The initial purpose of this tutorial was to introduce my colleague, whos a college sophomore in Engineering, an intuitive feeling for Dimensionality Reduction techniques and how to visualize it.
I could choose the well-known iris dataset to do this, but I decided to work with data belonging to a much higher feature space - images. 75000 dimensions to be exact.
The following content is a visual approach to understanding PCA on extremely high dimensional datasets and walks through the code step-by-step, showing how easily these techniques can be implemented nowadays using Python.
In [1]:
%matplotlib inline
import numpy as np #as always
import matplotlib.pyplot as plt #to visualize things
import urllib #to download our dataset
from PIL import Image #to manipulate images
from StringIO import StringIO # these libraries are used to unzip
from zipfile import ZipFile # and store images in memory
from sklearn.decomposition import PCA # PCA itself. There's quite a theory behind this, but we'll skip it in this tutorial
from pylab import rcParams #just so I can resize my resulting images
rcParams['figure.figsize'] = 15, 5
First thing to do is download the dataset.
This is a publicly available dataset from FEI in Brazil. It consists of two images (smiling and not smiling) taken from 200 individuals, totalling 400 images. For more information, please visit: http://fei.edu.br/~cet/facedatabase.html
In [2]:
url1 = 'http://fei.edu.br/~cet/frontalimages_spatiallynormalized_part1.zip'
url2 = 'http://fei.edu.br/~cet/frontalimages_spatiallynormalized_part2.zip'
zip_files = [urllib.urlretrieve(url1)[0],urllib.urlretrieve(url2)[0]]
archive = [ZipFile(zip_files[0],'r'),ZipFile(zip_files[1],'r')]
face_db = []
for name in archive[0].namelist()+archive[1].namelist():
try:
face = Image.open(StringIO(archive[0].read(name)))
except:
face = Image.open(StringIO(archive[1].read(name)))
face_db.append(np.array(face))
face_db = np.array(face_db)
Before we can use image data for any type of statistical analysis, we need to tranform it into a more "statistical friendly" data format. The problem here is that each image is represented by a matrix of pixels in which each pixel is a different variable representing its intensity from 0 (black) to 255 (white).
A "statistical friendly" data format has its variables represented by columns and its samples represented by rows, just like spreadsheets we all familiar with.
If each row should represent a sample (image) of my data, then the image matrix has to be "flattened" into a vector. This is easily performed by an awesome numpy
function: ravel()
.
After doing so, we repeat this process for each image and store it into our "statistical friendly" dataset, which now has its variables represented by columns and its samples represented by rows.

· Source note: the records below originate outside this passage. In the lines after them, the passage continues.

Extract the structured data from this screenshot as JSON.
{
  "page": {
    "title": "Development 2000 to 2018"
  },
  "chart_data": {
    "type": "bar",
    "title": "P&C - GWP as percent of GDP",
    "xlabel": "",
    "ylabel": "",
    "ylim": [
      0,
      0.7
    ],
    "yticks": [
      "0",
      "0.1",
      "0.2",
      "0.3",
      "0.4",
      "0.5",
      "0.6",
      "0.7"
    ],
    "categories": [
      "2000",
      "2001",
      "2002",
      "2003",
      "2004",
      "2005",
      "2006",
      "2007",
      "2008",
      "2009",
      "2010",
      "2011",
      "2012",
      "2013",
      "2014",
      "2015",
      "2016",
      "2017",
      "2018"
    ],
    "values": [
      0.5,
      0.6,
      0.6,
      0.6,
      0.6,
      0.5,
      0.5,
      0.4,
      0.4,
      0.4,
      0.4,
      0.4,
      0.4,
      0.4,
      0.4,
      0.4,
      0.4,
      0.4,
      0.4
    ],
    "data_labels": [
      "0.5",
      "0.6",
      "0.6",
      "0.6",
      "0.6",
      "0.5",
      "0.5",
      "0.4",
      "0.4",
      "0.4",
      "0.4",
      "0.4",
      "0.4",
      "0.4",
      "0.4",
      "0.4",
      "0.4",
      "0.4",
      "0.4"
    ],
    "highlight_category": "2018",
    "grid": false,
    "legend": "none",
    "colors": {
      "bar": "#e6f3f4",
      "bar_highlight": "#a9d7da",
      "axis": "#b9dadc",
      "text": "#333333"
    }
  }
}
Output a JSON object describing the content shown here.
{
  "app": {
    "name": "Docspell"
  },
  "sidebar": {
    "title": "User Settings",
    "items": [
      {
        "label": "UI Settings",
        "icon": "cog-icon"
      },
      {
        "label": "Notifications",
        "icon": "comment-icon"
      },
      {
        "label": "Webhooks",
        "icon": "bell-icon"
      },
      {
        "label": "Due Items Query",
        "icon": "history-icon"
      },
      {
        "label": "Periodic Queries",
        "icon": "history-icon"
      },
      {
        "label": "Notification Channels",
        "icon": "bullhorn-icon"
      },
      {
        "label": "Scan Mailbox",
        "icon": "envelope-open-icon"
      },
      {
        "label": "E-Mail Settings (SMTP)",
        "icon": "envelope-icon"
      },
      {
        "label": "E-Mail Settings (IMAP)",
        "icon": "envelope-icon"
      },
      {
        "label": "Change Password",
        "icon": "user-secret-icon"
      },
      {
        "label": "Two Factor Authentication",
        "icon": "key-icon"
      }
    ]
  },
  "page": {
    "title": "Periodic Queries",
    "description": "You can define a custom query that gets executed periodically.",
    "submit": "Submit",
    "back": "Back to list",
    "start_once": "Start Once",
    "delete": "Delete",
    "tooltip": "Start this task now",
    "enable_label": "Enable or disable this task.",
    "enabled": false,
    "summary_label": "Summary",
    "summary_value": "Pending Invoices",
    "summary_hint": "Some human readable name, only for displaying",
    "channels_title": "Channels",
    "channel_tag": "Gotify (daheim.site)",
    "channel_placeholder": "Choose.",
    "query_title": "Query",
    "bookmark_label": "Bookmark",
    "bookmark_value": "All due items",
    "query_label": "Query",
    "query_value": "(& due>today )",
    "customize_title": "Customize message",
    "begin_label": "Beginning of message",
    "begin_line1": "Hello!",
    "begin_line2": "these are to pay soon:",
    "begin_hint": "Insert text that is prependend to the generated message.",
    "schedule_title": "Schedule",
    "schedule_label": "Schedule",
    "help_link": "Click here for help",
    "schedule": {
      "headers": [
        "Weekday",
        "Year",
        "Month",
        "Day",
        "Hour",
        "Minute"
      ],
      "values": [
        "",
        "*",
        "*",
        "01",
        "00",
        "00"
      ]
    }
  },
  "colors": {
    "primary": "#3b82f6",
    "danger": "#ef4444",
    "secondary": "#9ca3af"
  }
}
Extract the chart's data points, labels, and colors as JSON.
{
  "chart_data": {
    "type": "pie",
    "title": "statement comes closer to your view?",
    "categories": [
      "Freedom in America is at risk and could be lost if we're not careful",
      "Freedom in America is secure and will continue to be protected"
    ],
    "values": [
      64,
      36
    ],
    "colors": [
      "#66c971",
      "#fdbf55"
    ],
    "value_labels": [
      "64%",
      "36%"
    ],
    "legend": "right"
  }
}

The code for this task is as follows:
In [3]:
face_db = np.array([np.ravel(face_db[i]) for i in range(face_db.shape[0])])
Where: h
and w
are the height and width of the image, respectively.
Note: Although the original database contains 400 images, for this tutorial, we're only using 200 of them, since we are only analysing the non-smiling face.
To check if our face_db
is in a "statistical friendly" dataset, we use:
In [4]:
print face_db.shape
Indeed, this tells us that our dataset has 200 samples and 75000 variables!
We can also check the values of our dataset. Be careful to not print all of it, since the dataset contains 200 $\times$ 75000 values, which equals to 15,000,000 values! In other words, it could possible crash your favorite spreadsheet.
In [5]:
print face_db
Although data_db
represents a "statistical friendly" dataset, it isn't a "human friendly" dataset, since our eyes prefer to see images as a matrix of pixels.
Fortunately we can go back and forth to see the results.
Here's a sample of this dataset:
In [6]:
np.random.seed(4)
f, axarr = plt.subplots(1,5)
for i in range(5):
axarr[i].imshow(face_db[np.random.randint(face_db.shape[0])].reshape(300,250),cmap='gray')
axarr[i].axis('off')
In [7]:
plt.scatter(face_db[:,0],face_db[:,1])
plt.xlim([0, 255])
plt.ylim([0, 255])
plt.xlabel('1st pixel')
plt.ylabel('2nd pixel')
plt.grid()
The figure above tells us that, as the first variable (1st pixel) raises, the second variable (2nd pixel) raises as well. This is a possible indication that both variables are correlated.
In other words, this figure is telling us that we don't need 2 variables to represent this variation, which makes them redundant.
Going back to the image itself, it makes a lot of sense, since neighboring pixels in pictures are very likely to vary together.
So how many variable do we really need to represent a face?
This is where Principal Component Analysis comes in!
Now we go through how should PCA be implemented in Python using scikit-learn
.
Note: Python simplifies it so much that this step is not even needed. But it's good to keep the good practices though.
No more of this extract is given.